Concurrence déloyale : Nécessité de la preuve d’actes positifs et concrets (Cour Suprême 2006)
La Cour Suprême a jugé que la simple similitude d'activité d'un ancien salarié ne constitue pas une concurrence déloyale. Il est impératif de prouver des actes positifs et concrets de préjudice, tels que le détournement de clientèle ou l'imitation de produits, pour engager la responsabilité.
Points clés
- La simple similitude d'activité d'un ancien salarié ne suffit pas à caractériser la concurrence déloyale.
- La preuve d'actes positifs et concrets causant un préjudice est exigée (ex: détournement de clientèle, imitation de produits).

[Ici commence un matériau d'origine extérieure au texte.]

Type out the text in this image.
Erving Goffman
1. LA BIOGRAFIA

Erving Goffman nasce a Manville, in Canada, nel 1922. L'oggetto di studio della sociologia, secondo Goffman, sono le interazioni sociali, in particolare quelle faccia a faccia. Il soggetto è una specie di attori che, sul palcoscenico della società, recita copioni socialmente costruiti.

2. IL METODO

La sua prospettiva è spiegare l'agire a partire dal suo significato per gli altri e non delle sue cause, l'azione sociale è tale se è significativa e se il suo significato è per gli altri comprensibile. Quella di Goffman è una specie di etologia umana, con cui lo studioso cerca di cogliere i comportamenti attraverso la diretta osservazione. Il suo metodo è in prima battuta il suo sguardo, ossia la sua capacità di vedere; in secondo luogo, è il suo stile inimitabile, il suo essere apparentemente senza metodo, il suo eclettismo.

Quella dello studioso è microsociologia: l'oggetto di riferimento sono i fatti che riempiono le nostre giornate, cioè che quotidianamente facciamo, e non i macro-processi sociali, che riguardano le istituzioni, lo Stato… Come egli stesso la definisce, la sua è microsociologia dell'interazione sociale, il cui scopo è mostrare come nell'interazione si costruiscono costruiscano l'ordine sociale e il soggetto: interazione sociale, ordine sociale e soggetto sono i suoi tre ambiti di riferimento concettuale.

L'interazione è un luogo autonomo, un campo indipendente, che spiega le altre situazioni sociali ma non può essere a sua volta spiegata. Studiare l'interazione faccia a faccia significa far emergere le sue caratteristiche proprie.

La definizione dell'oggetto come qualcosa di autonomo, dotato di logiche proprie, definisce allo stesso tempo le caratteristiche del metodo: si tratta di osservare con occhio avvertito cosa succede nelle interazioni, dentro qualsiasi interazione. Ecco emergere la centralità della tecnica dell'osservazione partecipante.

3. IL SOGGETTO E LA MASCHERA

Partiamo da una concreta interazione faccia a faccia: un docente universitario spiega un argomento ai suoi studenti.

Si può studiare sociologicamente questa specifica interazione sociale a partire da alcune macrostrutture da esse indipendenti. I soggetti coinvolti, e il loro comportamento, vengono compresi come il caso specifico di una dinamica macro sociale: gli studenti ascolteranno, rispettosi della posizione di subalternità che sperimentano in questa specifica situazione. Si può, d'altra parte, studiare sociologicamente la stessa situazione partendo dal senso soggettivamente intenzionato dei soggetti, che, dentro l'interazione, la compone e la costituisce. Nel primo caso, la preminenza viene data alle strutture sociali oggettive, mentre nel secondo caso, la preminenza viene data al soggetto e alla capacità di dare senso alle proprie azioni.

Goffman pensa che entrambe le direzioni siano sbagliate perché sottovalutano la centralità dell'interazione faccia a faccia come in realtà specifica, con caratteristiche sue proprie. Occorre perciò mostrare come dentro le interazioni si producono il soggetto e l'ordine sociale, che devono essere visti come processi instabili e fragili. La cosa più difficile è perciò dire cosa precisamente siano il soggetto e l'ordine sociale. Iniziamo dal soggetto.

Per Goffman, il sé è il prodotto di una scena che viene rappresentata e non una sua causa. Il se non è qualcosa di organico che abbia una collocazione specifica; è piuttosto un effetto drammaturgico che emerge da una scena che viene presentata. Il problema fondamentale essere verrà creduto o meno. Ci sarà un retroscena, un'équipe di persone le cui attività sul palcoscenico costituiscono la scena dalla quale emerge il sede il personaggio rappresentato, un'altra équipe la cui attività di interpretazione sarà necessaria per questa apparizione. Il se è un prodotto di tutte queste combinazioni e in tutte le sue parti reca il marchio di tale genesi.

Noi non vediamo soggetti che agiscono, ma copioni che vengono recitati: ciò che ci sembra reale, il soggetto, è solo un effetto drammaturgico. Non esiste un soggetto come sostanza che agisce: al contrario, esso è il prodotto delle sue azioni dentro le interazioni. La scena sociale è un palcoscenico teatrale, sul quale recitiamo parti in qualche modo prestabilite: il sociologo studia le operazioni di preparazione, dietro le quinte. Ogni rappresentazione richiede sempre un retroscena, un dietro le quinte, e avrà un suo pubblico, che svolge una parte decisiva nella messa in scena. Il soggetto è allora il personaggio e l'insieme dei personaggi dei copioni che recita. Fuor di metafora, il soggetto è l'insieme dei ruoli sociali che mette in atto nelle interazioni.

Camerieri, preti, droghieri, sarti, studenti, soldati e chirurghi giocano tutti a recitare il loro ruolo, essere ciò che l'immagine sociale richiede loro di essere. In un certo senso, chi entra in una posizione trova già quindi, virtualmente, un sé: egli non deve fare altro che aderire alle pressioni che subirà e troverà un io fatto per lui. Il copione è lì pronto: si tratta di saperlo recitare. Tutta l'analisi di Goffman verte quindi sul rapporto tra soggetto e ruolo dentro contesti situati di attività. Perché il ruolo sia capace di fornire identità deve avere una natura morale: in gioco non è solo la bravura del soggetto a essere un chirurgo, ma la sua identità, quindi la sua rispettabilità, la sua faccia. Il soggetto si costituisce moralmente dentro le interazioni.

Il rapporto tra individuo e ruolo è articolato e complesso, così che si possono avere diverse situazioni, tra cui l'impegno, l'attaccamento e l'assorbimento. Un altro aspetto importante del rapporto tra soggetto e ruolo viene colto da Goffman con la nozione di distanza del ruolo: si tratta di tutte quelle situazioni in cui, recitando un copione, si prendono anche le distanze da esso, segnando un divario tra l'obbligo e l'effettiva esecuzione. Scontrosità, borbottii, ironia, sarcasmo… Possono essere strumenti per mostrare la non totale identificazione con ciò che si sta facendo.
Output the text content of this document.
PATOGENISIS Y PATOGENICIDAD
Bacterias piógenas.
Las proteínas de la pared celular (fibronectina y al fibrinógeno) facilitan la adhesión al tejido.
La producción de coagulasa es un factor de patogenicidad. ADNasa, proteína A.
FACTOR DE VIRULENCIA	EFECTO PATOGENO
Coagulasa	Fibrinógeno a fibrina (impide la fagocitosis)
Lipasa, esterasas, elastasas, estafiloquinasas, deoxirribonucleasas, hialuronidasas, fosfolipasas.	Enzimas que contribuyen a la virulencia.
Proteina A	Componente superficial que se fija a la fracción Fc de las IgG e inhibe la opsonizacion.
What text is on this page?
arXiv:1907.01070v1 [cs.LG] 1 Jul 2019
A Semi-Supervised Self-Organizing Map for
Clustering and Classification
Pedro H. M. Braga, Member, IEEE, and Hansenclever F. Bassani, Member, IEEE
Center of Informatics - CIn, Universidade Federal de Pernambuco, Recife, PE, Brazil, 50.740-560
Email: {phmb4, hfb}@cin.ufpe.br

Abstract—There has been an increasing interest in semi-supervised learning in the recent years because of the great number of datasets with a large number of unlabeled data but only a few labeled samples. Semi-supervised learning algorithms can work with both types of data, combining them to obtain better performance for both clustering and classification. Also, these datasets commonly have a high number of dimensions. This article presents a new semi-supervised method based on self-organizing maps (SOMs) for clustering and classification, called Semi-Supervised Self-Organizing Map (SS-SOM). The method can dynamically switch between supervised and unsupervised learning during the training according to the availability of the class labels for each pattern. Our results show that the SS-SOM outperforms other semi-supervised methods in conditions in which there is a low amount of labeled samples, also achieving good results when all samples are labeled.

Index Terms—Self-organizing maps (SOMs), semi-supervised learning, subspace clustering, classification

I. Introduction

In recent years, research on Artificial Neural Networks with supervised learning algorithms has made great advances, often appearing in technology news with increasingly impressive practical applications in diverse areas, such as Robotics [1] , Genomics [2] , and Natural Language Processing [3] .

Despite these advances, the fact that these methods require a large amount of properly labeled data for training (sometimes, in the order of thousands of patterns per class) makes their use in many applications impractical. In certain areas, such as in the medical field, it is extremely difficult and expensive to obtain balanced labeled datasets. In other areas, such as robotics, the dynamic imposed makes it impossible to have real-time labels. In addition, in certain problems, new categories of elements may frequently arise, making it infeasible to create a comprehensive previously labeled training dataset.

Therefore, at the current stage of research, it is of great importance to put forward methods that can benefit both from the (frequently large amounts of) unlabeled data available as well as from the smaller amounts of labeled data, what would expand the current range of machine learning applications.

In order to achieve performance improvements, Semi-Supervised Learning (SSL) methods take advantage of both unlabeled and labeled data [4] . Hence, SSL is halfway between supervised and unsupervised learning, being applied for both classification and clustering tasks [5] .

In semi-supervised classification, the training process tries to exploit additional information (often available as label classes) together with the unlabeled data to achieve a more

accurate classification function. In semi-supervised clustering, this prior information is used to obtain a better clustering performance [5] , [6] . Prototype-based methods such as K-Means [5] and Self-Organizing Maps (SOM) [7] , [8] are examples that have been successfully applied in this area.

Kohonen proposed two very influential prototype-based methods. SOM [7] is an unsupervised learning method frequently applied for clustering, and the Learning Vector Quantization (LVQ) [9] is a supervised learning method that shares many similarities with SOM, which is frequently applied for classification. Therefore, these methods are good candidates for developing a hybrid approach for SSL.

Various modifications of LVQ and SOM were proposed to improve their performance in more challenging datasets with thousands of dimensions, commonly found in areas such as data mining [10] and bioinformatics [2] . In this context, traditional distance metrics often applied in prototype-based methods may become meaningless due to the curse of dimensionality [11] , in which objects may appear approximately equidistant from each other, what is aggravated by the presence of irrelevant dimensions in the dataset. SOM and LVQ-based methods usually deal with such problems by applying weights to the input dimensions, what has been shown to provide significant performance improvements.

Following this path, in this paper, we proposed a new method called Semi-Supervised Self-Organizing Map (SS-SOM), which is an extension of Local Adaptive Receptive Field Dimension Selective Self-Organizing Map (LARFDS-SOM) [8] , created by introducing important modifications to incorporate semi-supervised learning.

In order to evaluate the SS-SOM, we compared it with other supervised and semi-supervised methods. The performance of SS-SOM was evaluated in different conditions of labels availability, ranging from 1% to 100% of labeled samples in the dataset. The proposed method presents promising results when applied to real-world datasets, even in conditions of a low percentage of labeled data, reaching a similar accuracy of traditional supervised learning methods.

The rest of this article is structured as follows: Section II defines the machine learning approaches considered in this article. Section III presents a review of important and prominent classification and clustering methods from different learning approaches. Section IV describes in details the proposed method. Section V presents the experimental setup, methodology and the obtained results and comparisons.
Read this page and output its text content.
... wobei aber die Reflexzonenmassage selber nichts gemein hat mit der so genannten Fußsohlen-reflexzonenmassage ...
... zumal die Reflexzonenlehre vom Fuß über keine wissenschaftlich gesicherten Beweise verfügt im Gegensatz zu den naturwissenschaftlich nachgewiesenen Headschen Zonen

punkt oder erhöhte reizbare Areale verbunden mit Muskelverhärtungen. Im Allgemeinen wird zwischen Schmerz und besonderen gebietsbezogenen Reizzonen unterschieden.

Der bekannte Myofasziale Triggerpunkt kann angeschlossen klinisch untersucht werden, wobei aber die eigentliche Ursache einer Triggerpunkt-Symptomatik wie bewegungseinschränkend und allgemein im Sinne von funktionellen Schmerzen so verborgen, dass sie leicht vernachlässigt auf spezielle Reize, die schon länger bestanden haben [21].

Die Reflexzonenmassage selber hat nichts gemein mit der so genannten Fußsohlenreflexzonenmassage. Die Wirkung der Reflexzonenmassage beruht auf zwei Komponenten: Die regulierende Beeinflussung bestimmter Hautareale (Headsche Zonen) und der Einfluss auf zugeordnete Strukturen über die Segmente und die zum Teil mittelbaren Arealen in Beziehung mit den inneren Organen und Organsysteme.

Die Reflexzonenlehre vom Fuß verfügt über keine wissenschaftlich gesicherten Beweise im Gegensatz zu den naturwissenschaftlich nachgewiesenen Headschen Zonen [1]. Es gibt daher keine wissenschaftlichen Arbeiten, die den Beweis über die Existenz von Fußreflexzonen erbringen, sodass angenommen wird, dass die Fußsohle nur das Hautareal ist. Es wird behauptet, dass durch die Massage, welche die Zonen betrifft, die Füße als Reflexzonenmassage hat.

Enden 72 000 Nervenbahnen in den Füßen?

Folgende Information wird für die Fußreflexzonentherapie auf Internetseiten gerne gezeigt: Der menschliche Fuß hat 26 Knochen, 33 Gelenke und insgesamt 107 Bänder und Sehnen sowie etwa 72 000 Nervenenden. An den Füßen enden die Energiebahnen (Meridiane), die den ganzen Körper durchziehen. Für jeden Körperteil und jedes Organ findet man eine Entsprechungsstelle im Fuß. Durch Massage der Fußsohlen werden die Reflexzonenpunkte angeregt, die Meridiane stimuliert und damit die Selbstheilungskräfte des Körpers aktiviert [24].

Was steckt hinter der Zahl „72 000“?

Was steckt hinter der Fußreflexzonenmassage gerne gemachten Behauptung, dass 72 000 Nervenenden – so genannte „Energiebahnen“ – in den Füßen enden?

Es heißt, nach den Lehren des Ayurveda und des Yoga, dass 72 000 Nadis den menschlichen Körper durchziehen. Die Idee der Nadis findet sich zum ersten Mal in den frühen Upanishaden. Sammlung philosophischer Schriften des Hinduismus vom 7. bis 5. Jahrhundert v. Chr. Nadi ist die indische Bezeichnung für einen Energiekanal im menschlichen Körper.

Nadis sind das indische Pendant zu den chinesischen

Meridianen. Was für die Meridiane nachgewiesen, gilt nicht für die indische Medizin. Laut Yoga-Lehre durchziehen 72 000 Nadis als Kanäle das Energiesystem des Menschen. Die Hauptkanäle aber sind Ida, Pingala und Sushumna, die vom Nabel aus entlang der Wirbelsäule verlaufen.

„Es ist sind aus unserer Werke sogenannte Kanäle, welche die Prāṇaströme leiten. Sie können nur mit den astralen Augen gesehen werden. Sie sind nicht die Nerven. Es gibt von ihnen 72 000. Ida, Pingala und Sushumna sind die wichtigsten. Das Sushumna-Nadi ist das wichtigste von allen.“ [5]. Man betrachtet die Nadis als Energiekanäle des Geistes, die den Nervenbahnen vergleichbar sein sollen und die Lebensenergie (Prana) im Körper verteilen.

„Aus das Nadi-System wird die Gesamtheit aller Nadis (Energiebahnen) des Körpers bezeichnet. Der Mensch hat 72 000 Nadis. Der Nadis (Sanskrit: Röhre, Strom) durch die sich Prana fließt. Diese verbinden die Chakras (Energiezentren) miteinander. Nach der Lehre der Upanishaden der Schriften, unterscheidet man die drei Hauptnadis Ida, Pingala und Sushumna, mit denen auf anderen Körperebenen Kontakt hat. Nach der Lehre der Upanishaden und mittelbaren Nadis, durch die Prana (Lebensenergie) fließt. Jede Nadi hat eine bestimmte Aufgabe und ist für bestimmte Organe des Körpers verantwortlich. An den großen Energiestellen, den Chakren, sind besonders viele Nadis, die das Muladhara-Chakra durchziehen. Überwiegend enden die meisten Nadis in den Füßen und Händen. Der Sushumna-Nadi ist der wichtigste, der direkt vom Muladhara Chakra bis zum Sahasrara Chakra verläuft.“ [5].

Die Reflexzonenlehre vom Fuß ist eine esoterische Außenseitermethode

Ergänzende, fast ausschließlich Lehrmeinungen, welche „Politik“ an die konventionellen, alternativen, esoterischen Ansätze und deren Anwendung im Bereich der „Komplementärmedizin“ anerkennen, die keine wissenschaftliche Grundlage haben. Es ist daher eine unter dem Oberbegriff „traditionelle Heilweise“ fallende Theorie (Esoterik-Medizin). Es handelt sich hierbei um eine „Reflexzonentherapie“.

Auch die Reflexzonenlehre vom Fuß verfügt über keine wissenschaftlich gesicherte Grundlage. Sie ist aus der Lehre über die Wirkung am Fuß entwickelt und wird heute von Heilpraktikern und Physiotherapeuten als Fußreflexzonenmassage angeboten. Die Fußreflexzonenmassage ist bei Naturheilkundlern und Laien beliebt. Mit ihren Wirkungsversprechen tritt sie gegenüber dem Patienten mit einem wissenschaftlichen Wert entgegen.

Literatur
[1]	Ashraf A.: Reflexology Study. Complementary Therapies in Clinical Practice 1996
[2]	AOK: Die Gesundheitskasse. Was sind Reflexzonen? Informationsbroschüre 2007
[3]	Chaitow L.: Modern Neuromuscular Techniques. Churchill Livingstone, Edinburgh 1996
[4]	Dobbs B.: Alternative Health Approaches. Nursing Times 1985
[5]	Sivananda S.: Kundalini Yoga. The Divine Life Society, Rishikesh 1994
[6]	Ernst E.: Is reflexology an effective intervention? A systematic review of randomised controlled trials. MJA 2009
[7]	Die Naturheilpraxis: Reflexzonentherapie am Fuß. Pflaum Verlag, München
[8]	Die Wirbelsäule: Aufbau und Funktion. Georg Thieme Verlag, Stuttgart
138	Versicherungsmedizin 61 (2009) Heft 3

- L'obligation de loyauté et de fidélité du salarié est régie par l'article 723 du DOC.
Résumé
La décision de la Cour Suprême de 2006 précise les critères de la concurrence déloyale exercée par un ancien salarié au Maroc. Le principe est que l'existence d'un contrat de travail n'interdit pas au salarié d'exercer une autre activité, même similaire, pour son propre compte. Cependant, cette liberté est limitée par l'obligation de loyauté et de fidélité envers l'employeur, conformément à l'article 723 du Dahir des Obligations et Contrats (DOC). La Cour a souligné que pour qu'il y ait concurrence déloyale, il ne suffit pas que l'activité de l'ancien salarié soit similaire à celle de son ex-employeur. Il est nécessaire de prouver des actes positifs et concrets de nature à causer un préjudice, tels que le détournement de clientèle, l'imitation de produits ou d'autres agissements préjudiciables. En l'absence de ces preuves tangibles, la demande en dommages et intérêts pour concurrence déloyale sera rejetée.
Texte
La Cour suprême a rappelé que l'existence d'un contrat de travail n'empêche pas, en principe, le salarié d'exercer une autre activité professionnelle pour son propre compte, même si cette activité est similaire à celle de son employeur. Toutefois, cette liberté d'entreprendre trouve ses limites dans l'obligation de loyauté et de fidélité que le salarié doit à son employeur, conformément aux dispositions de l'article 723 du Dahir formant Code des Obligations et Contrats (DOC). La Cour a considéré que la société demanderesse n'avait pas rapporté la preuve d'un quelconque acte de concurrence déloyale de la part de son ancien salarié. Elle n'a notamment pas démontré que ce dernier avait détourné sa clientèle, imité ses produits ou commis tout autre acte susceptible de lui porter préjudice. La Cour suprême a ainsi précisé que la simple similitude d'activité entre les deux sociétés ne suffit pas à caractériser la concurrence déloyale. Il faut des actes positifs et concrets de nature à causer un préjudice à l'ancien employeur. En l'absence de tels actes, la demande en dommages et intérêts a été légitimement rejetée.